Few care about their subjection to the Queen. But they’re jumpy about the Asiatic hordes.
In November, Australians will vote to keep the Queen as head of state, or become a republic. According to a poll last week, most appear not to give a damn. “There isn’t enough energy in the republican issue,” said the premier of Queensland, with an eloquence long associated with his office, “to change a light bulb.” Perhaps my compatriots smell a dead marsupial. A president of the republic is unlikely to be elected, as most people want, but appointed by the same political elite whose public standing is a fraction higher than that of Serbia.
In any case, the Australian establishment has always been happy with a veiled colonial status. The declaration of a federation in 1901, far from being a bold act of independence, was a desperate cry to Mother England to stay on and defend her most distant colony from the “Asiatic hordes” who, as everybody knew, were about to fall down on them as if by the force of gravity.
These days, official fear of Asia is disguised by a stream of pseudo-academic literature warning of non-existent threats, the language suitably tempered so as not to offend Asia’s dictators and autocrats; for not offending them is the basis of a frequently bizarre policy of appeasement and collaboration which, as the historian Manning Clark put it, “stinks in the nostrils”.

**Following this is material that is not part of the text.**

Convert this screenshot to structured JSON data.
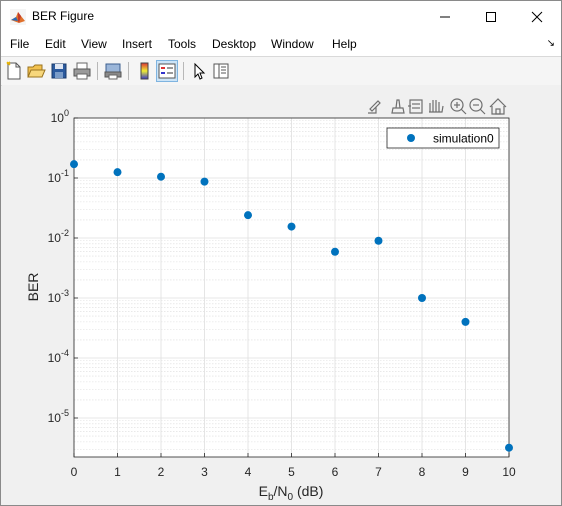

The love affair with Suharto surpasses all others. In 1965-6, Suharto took power in Indonesia in a bloodbath described in a CIA report as “one of the worst mass murders of the 20th century”. Having monitored the slaughter of half a million people from a spy base near Darwin, the Australian government raised not a word of protest. On the contrary, as files just declassified reveal, the Australian embassy in Jakarta expressed “encouragement” at the “cleansing operation”. Ministers and academics competed to praise the “free market stability” of the new dictatorship, while Australian tourists set about converting Bali to their very own Benidorm, its car parks concealing mass graves.
On the eve of Suharto’s invasion of the Portuguese colony of East Timor in 1975 and the extermination of a third of the population, the regime tipped off the Australian ambassador, Richard Woolcott, who cabled Canberra that “we leave events to take their course …and act in a way designed to minimise the public impact in Australia”, while showing “private understanding to Indonesia and their problems”. He added that Australia should “take an interest” in occupied East Timor’s vast oil and gas resources.
This was to be translated into a treaty celebrated in 1989 by Australian foreign minister Gareth Evans and his Indonesian counterpart, Ali Alatas, toasting each other in champagne as they flew over their plunder off Timor. The irony was searing. Australian air force planes had also flown here in 1943, dropping leaflets that read, “We shall never forget you.” More than 40,000 East Timorese had died fighting to prevent a Japanese invasion of Australia.
Paul Keating, the prime minister who loudly promoted Australian republicanism and nationhood, never mentioned his country’s debt to the island people whose flickering lights can be seen on a clear night from Darwin. Described in the Australian press as Keating’s “father figure”, Suharto was the grateful recipient of a video of the prime minister’s more pugnacious performances in parliament, during which he called the opposition “piss-ants” and “criminal garbage”. The dictator, reported the Sydney Morning Herald, was “mightily impressed”.
Since the resignation of Suharto last year, the East Timorese have been told they can vote for autonomy or independence in a UN-sponsored referendum next month, the integrity of which is to be “guaranteed” by the very military that has been killing and torturing them for 23 years. Jakarta’s intentions could not be clearer. Last week, with a warship offshore, an Indonesian air force Hawk fighter-bomber made a low, intimidating pass over Dill, the capital – days after Tony Blair had repeated the foreign office lie that British-supplied Hawks were not used in East Timor.
Keating’s successor, John Howard, is selling out the East Timorese in secret. On March 4, he was given an intelligence report of Indonesia’s planned violence in the run-up to the UN vote. He remained silent. In 1998-9, his government authorised a record $A6,446,000 (?2.7m) on military “co-operation” with Jakarta; in the past, this has included training those special forces responsible for the worst atrocities in East Timor.
The tragedy is that East Timor is probably the only major foreign policy issue in which Australia has real influence. All of the historical evidence, now emerging, is that the long nightmare of the East Timorese might never have happened had governments in Canberra not given Suharto the green light and collaboration he sought. With the UN vote three weeks away, the least Australia can do is demand that the invaders and murderers get out now. Claiming a proud new republic, while denying the right of life and freedom to a neighbour, is a craven charade.